Während Berlin gerade weltweit Furore mit ihren Pop-up-Radwegen macht, wird von der GroKo reflexhaft alles abgewehrt, was mit einer Neuverteilung des Verkehrsraums zulasten des Autoverkehrs verbunden ist, selbst wenn dieser aufgrund des gesunkenen Verkehrsaufkommens nicht einmal ansatzweise genutzt wird.

Ungenutzte Chancen des gesunkenen Verkehrsaufkommens

Dabei ist gerade jetzt, wo immer mehr aufs Rad steigen und der Autoverkehr zurückgegangen ist, der ideale Zeitpunkt, um Erfahrungen mit neuen Radspuren zu sammeln.
Diese Entscheidung steht in einer Linie mit der vor Jahresfrist erfolgten Ablehnung der Einrichtung von Planungsstellen für den Radverkehr oder von Haushaltsmitteln zum Bau neuer Radwege oder der Errichtung diebstahlsicherer Abstellanlagen für Fahrräder. Eine Politik für das Fahrrad und eine menschengerechte Verkehrspolitik ist mit dieser Koalition ganz offensichtlich nicht zu machen.
Das halbherzige Lippenbekenntnis sollte möglicherweise den Schwung aus der Unterschriftensammlung nehmen, aber keineswegs der Einstieg in eine neue Politik sein. Wir GRÜNEN werden den Radentscheid nach Kräften unterstützen und substanzielle Akzente für eine echte Verkehrswende setzen.“

Auch die Initiator*innen des RadEntscheid Essen haben bereits am Tag nach diesem negativen Ratsbeschluß mit einer Pressemitteilung regagiert:

Politikwechsel bei CDU und SPD oder doch nur Wahlkampf?

Bürger*innenbegehren reagiert auf Unterstützungsbekundungen aus der Politik - Unterschriftensammlung nimmt Fahrt auf
Essen.
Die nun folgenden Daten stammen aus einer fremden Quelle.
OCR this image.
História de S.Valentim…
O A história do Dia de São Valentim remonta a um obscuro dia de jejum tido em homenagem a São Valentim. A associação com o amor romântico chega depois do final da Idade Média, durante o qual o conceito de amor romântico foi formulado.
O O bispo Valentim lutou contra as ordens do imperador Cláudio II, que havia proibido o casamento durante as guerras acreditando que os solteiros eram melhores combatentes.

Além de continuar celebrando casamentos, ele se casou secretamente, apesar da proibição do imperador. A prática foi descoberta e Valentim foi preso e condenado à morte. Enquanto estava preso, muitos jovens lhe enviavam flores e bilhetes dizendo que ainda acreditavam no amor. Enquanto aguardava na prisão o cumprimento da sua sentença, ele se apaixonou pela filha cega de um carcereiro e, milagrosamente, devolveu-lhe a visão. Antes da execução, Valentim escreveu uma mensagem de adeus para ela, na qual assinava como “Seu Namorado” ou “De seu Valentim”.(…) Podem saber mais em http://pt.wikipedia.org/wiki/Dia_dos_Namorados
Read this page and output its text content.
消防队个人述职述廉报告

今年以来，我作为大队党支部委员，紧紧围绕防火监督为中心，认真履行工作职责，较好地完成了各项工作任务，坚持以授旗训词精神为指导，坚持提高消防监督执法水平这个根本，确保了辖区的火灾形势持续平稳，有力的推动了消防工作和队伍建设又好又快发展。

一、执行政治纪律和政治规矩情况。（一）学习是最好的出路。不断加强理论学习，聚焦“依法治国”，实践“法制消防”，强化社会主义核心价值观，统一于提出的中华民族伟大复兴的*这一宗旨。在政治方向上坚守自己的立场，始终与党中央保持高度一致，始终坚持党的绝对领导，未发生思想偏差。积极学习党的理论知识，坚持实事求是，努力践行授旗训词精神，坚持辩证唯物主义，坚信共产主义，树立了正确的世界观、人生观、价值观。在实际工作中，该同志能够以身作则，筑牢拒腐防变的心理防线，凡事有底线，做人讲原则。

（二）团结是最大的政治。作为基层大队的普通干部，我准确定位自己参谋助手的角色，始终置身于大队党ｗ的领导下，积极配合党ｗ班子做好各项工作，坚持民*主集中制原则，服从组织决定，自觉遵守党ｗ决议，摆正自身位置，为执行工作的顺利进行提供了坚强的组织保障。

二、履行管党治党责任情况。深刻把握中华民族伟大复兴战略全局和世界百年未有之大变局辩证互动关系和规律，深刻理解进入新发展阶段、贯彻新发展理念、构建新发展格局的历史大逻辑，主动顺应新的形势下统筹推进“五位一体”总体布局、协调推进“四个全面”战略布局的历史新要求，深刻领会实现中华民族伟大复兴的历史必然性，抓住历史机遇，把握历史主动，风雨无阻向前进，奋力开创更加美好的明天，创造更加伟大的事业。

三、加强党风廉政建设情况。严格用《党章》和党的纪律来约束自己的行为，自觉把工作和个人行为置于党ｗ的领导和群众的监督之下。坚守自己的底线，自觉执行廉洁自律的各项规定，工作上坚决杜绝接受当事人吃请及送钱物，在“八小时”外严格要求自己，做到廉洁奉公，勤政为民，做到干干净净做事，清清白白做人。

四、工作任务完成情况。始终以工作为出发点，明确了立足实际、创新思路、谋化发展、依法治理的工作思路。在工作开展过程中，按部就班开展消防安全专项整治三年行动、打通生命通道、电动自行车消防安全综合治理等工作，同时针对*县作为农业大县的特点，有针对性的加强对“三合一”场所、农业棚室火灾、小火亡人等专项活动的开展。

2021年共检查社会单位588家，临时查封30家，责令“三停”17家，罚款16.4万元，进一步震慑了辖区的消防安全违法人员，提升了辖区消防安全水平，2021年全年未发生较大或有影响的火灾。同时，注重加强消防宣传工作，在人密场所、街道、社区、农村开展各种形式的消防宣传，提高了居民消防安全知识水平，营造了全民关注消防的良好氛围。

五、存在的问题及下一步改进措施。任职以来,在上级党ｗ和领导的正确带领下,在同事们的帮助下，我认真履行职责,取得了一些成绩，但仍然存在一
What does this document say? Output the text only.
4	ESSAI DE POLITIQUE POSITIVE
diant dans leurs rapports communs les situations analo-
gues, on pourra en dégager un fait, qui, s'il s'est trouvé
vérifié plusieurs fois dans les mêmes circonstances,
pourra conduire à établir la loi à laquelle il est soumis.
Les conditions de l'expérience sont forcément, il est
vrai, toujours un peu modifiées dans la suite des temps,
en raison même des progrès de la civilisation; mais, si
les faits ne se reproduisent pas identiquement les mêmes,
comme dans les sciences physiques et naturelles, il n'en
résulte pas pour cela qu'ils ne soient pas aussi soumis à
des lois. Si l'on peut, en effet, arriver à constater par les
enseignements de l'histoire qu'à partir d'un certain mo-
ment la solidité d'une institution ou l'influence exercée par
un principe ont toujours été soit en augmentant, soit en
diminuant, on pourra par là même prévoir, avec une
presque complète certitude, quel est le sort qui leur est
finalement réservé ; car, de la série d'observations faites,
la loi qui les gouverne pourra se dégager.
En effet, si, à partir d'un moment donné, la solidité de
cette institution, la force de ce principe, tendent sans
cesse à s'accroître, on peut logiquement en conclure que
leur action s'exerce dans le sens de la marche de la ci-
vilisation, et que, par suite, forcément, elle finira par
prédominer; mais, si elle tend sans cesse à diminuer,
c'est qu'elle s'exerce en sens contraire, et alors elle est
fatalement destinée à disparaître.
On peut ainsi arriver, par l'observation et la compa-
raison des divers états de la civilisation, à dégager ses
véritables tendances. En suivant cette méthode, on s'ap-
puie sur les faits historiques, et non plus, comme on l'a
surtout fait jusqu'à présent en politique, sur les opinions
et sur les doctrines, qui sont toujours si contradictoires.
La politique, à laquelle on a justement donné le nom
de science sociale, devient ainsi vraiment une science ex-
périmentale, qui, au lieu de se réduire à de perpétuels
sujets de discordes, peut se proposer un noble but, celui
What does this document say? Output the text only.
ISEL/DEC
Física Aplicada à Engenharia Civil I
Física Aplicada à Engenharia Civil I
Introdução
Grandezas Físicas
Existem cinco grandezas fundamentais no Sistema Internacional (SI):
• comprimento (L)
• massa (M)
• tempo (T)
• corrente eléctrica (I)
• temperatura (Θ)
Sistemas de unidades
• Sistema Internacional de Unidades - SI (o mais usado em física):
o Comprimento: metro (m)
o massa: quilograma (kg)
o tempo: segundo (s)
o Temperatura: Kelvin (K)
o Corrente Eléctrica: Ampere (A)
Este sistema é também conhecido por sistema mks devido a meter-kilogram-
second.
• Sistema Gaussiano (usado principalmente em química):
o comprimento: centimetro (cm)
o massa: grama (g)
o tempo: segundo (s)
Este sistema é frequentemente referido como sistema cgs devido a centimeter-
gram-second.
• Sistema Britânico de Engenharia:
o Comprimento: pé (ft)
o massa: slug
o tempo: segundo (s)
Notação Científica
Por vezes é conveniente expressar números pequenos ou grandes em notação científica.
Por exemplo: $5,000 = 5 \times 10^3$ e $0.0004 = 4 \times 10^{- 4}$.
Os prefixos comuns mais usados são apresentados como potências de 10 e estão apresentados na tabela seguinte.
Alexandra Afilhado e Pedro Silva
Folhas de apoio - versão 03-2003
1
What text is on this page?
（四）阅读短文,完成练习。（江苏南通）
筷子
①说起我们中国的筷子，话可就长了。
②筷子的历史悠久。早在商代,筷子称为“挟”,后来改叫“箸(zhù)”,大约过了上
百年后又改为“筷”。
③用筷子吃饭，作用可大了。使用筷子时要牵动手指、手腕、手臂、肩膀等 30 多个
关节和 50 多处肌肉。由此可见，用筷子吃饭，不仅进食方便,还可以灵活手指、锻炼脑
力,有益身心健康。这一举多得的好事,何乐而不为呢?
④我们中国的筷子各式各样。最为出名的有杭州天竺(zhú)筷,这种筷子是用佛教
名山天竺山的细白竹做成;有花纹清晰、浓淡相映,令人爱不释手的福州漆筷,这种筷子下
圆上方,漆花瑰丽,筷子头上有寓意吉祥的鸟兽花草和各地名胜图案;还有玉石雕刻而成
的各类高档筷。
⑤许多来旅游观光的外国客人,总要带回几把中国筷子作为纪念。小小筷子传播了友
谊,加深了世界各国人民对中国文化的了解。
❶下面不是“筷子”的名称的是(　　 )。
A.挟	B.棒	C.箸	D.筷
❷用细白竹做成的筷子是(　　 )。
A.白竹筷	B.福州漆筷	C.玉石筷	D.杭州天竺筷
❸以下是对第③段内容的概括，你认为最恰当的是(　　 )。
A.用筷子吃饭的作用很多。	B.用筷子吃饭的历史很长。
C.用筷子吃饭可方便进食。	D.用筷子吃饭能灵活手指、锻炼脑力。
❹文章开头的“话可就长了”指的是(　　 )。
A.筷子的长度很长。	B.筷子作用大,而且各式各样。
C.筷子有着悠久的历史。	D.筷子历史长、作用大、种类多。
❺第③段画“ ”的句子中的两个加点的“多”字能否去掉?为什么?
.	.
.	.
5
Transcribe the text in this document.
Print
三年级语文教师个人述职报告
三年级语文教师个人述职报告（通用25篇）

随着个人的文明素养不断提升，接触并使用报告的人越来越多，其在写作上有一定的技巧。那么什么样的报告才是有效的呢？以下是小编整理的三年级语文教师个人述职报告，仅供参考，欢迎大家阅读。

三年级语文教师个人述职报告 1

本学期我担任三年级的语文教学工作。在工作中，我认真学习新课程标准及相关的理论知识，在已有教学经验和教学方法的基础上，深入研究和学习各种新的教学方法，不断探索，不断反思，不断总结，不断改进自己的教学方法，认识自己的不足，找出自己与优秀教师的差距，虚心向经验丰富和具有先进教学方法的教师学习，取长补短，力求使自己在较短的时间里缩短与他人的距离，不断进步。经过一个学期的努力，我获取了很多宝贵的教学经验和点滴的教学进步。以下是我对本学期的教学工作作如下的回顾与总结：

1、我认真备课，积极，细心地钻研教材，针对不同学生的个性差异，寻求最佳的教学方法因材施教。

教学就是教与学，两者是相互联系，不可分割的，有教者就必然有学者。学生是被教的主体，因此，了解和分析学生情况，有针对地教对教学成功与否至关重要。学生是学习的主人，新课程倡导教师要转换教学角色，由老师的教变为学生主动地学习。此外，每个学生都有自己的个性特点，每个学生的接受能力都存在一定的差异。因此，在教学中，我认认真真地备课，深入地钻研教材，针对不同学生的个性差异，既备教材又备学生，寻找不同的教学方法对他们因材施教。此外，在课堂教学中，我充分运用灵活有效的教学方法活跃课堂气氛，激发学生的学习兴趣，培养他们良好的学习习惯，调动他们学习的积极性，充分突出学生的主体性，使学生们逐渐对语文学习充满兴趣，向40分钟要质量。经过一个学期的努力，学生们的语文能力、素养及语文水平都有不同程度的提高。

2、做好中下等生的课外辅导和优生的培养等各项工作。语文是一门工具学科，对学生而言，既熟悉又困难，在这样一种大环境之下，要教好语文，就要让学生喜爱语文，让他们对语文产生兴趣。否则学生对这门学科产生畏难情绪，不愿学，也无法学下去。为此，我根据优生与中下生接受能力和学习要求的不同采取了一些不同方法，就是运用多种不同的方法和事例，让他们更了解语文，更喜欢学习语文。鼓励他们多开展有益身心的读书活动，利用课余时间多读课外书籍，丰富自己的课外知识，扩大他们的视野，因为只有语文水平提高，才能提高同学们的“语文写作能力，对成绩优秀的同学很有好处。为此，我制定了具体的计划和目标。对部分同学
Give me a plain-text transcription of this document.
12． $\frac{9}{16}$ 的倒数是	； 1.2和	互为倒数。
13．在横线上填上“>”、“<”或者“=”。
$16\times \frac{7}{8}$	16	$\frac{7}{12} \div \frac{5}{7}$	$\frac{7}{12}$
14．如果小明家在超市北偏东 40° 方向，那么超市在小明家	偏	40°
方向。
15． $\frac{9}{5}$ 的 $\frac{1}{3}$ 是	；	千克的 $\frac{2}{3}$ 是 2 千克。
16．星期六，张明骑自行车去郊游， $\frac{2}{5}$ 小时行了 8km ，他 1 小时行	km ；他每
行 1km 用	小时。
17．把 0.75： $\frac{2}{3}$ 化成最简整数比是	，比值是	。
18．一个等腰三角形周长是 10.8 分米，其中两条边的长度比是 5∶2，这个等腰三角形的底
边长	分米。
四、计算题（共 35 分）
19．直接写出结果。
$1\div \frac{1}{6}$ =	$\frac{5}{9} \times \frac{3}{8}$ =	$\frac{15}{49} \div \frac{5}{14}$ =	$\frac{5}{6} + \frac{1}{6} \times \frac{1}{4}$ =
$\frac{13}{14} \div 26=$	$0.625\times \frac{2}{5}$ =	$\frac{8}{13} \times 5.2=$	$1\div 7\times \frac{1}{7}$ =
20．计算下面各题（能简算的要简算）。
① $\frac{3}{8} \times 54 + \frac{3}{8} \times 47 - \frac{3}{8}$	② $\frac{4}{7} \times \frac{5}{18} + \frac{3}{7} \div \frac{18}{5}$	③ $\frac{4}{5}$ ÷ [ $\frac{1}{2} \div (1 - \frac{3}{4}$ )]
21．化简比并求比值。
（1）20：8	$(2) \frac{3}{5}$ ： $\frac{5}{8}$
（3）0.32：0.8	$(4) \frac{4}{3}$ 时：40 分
Kaum zwei Wochen nachdem der RadEntscheid gestartet ist, kommt es verbal bei immer mehr Parteien zu breiter Zustimmung. Nach Grünen und Linken haben in dieser Woche auch die Mehrheitsfraktionen von CDU und SPD ihre Unterstützung für den RadEntscheid Essen verkündet. Der RadEntscheid zeigt sich verwundert und will die Unterschriftensammlung intensivieren.
Nach nur 10 Tagen Unterschriftensammlung heißt es bei der CDU „Möglicherweise können wir aber auch schon vorher beitreten [...] “. Bei der SPD spricht man von einem möglichen „Mehrheitsbeschluss im Rat“. Der RadEntscheid Essen freut sich grundsätzlich über die bekundete Unterstützung und sieht darin eine Bestätigung für den breiten Wunsch in der Stadtgesellschaft nach deutlich stärkerer Förderung des Radverkehrs. Die Entwicklungen der Woche werfen allerdings Fragen auf.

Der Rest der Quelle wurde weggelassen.